Since beginning work on the show, which came out following controversies surrounding the sensitivities of cross-dressing musical comedies like Mrs. Doubtfire and Tootsie, the musical met its moment at a time of anti-trans legislation.

“Their very lives are at stake now,” Wittman who, like Shaiman, is gay, said of this new legislation. “We came up at a time, you know, in the ’70s in New York, where people we knew, friends of ours from the sort of Andy Warhol crowd, were arrested for wearing high heels. It seems like it’s going back to that. So, if on Broadway, we have a chance to maybe change one little mind in the eighth row, I’m all for it.”

J. Harrison Ghee as Daphne and Kevin Del Aguila as Osgood. Photo by Marc J Franklin

Billy Wilder ‘would have loved it’

Some Like it Hot, nominated for 13 Tonys, covers more ground than the original film or its 1972 musical adaptation Sugar, addressing racism, sexism and gender identity. One thing it doesn’t quite get to is Yiddishkeit, though there are winks and nods for those in the know.

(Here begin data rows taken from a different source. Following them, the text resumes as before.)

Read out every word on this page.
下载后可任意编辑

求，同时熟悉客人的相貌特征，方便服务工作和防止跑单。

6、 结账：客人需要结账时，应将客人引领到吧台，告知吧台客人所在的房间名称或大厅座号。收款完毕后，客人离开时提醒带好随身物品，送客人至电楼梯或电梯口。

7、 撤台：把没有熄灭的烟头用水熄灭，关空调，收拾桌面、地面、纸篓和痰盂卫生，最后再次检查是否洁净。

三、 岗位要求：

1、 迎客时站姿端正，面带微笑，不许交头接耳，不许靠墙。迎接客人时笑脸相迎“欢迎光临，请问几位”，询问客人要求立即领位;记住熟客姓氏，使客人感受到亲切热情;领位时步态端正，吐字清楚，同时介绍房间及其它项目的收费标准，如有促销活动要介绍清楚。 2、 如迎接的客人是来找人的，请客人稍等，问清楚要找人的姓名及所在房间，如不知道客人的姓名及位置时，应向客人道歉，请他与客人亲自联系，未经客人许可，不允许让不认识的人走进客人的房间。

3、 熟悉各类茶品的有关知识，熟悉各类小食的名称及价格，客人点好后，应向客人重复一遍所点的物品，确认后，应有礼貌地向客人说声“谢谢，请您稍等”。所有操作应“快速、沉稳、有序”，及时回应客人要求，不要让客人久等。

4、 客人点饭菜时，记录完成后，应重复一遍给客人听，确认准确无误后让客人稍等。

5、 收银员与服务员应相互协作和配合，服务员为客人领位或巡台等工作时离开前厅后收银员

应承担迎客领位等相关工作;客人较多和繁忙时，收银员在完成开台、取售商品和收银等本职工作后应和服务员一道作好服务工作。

The character of Joe (Christian Borle, Tony-nominated in a role made famous by Tony Curtis) now pretends to be an Austrian screenwriter, a not-so-subtle sendup of Billy Wilder’s thick Viennese accent. 

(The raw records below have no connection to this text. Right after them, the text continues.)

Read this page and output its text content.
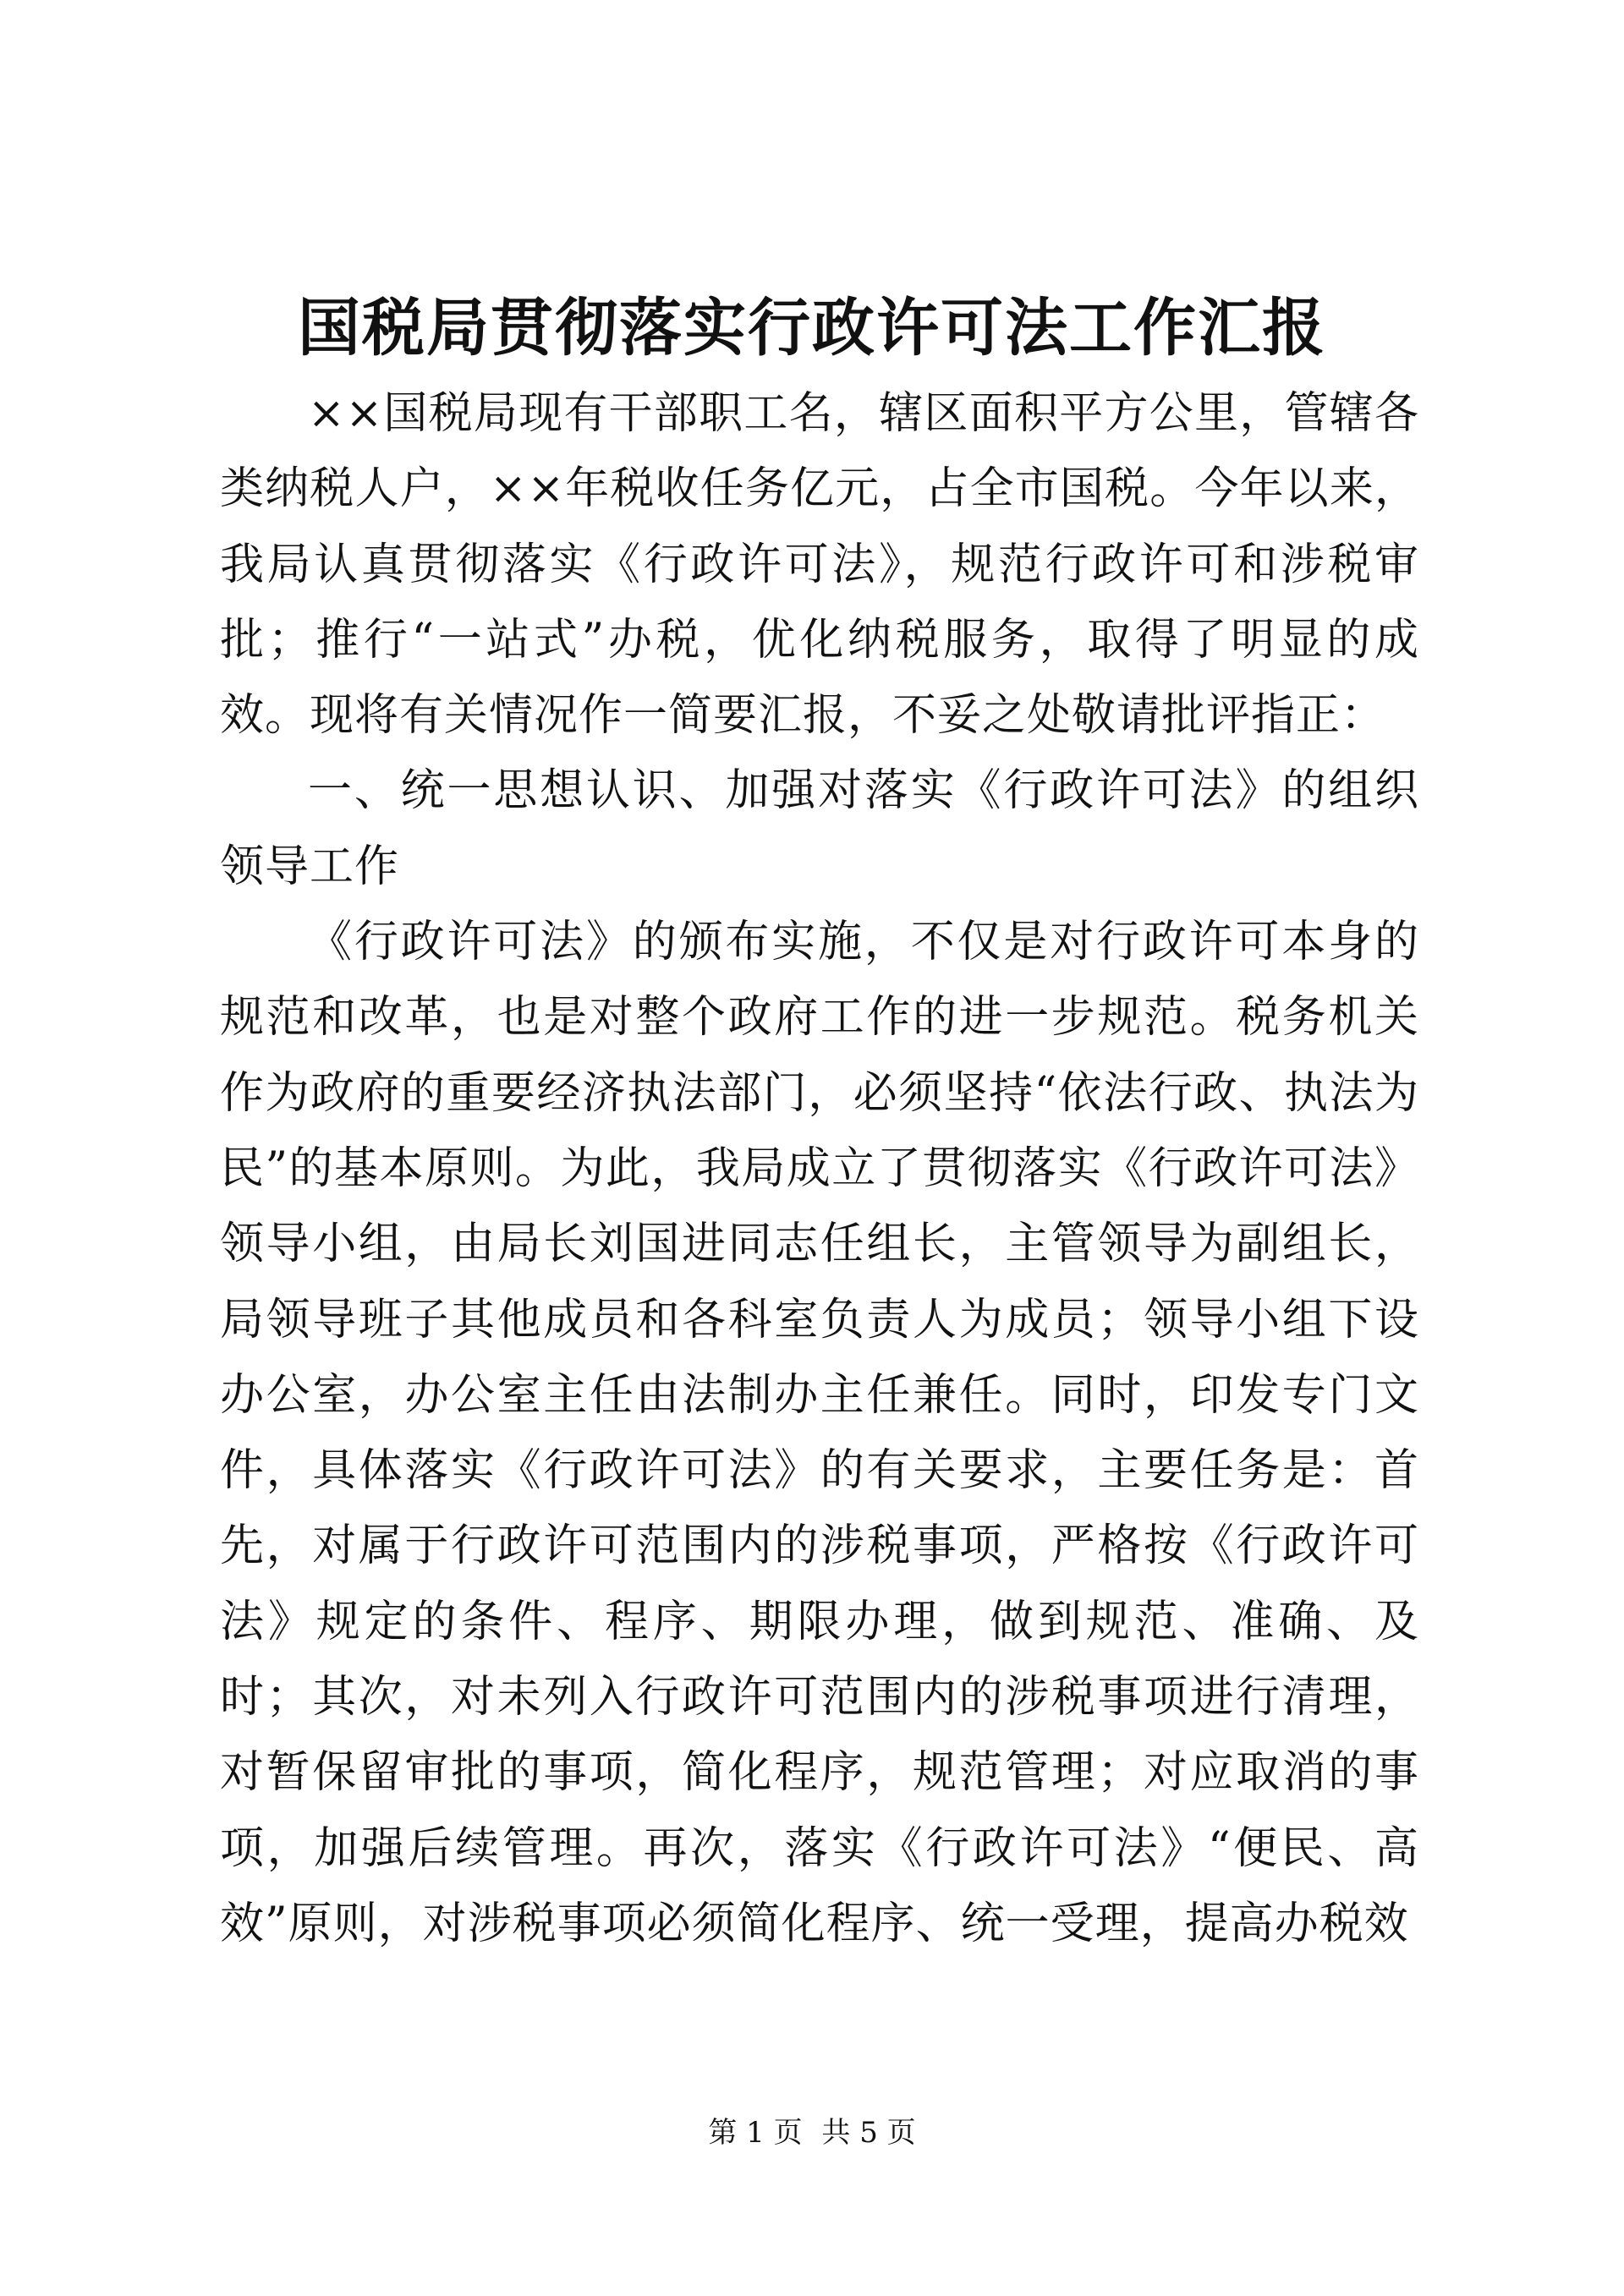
国税局贯彻落实行政许可法工作汇报

××国税局现有干部职工名，辖区面积平方公里，管辖各类纳税人户，××年税收任务亿元，占全市国税。今年以来，我局认真贯彻落实《行政许可法》，规范行政许可和涉税审批；推行“一站式”办税，优化纳税服务，取得了明显的成效。现将有关情况作一简要汇报，不妥之处敬请批评指正：

一、统一思想认识、加强对落实《行政许可法》的组织领导工作

《行政许可法》的颁布实施，不仅是对行政许可本身的规范和改革，也是对整个政府工作的进一步规范。税务机关作为政府的重要经济执法部门，必须坚持“依法行政、执法为民”的基本原则。为此，我局成立了贯彻落实《行政许可法》领导小组，由局长刘国进同志任组长，主管领导为副组长，局领导班子其他成员和各科室负责人为成员；领导小组下设办公室，办公室主任由法制办主任兼任。同时，印发专门文件，具体落实《行政许可法》的有关要求，主要任务是：首先，对属于行政许可范围内的涉税事项，严格按《行政许可法》规定的条件、程序、期限办理，做到规范、准确、及时；其次，对未列入行政许可范围内的涉税事项进行清理，对暂保留审批的事项，简化程序，规范管理；对应取消的事项，加强后续管理。再次，落实《行政许可法》“便民、高效”原则，对涉税事项必须简化程序、统一受理，提高办税效

第 1 页 共 5 页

“Spielberg came to the show, and he was a very good friend of Billy Wilder and I think I asked him, ‘Do you think he would have approved?’” said Wittman. “He said, ‘He would have loved it.’”

Another dimension, sadly left off the stage, came from the character Bienstock, the Jewish manager played by character actor Dave Barry in the film. Bienstock was cut from the show, but his duet with Daphne, “Uptown Yiddishe Blues,” speaks to the common musical language of klezmer and the blues, and the partnership of white Jewish and Black Christian musicians in the 1930s. The song has fun with a lot of music theory jokes, familiar Jewish melodies and more than a bissel Yiddish.

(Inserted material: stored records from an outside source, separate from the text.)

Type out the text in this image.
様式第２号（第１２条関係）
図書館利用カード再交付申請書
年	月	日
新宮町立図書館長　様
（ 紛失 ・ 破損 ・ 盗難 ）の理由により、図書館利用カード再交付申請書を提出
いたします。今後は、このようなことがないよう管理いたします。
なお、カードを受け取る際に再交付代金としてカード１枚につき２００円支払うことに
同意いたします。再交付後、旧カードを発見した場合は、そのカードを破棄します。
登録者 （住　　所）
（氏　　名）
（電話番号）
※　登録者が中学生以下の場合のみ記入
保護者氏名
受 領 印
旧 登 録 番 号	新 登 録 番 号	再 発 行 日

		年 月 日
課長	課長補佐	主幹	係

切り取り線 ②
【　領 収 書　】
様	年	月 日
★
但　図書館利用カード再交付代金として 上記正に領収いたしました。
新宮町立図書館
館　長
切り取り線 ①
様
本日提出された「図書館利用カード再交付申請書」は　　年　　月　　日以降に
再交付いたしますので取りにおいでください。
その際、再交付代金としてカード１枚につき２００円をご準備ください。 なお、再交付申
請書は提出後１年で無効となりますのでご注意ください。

“We’ll bend the third, we’ll scoop the fifth,” the characters sing, “and it will be like Ethel Waters joined B’nai B’rith.” You can check out a demo below.

https://forward.com/wp-content/uploads/2023/05/THE-UPTOWN-YIDDISHE-BLUES_demo_053023.mp3?_=1

Shaiman was sad to see the song go, but recently played it at 54 Below, as part of an evening of cut songs.

“It celebrated the thing that is maybe the most important part of my life, Lord knows musically, and culturally: my love of the Black community and Black culture,” said Shaiman, who grew up Jewish in Scotch Plains, New Jersey. “I’d like to think it’s not about cultural appropriation, but the fact that both these groups of people have been oppressed for thousands and thousands of years, and through that, somehow came up with such a similar musical vocabulary to express all that.”

Shaiman and Wittman, who also did a song for a Captain America musical for Disney+’s Hawkeye, soon to be an attraction at Disneyland, and for Mary Poppins Returns, are thrilled to be nominated 20 years after their win for Hairspray. With the prospect of victory, another Jewish thread reveals itself.

Did they prepare speeches?

Kine hara,” said Shaiman, puh-puhing the evil eye. “My mother turns 95 two days after the Tonys and she’s schlepping up from Florida and she’s in no shape to be doing that but she’s like, ‘I want to be there when you win that Tony for my birthday!’ So now I not only have the, you know, will we win, will we won’t, but now I’ll ruin my mother’s 95th birthday if we don’t win! I keep telling her, like, ‘There’s this show called Kimberly Akimbo,’ but she doesn’t want to hear it.”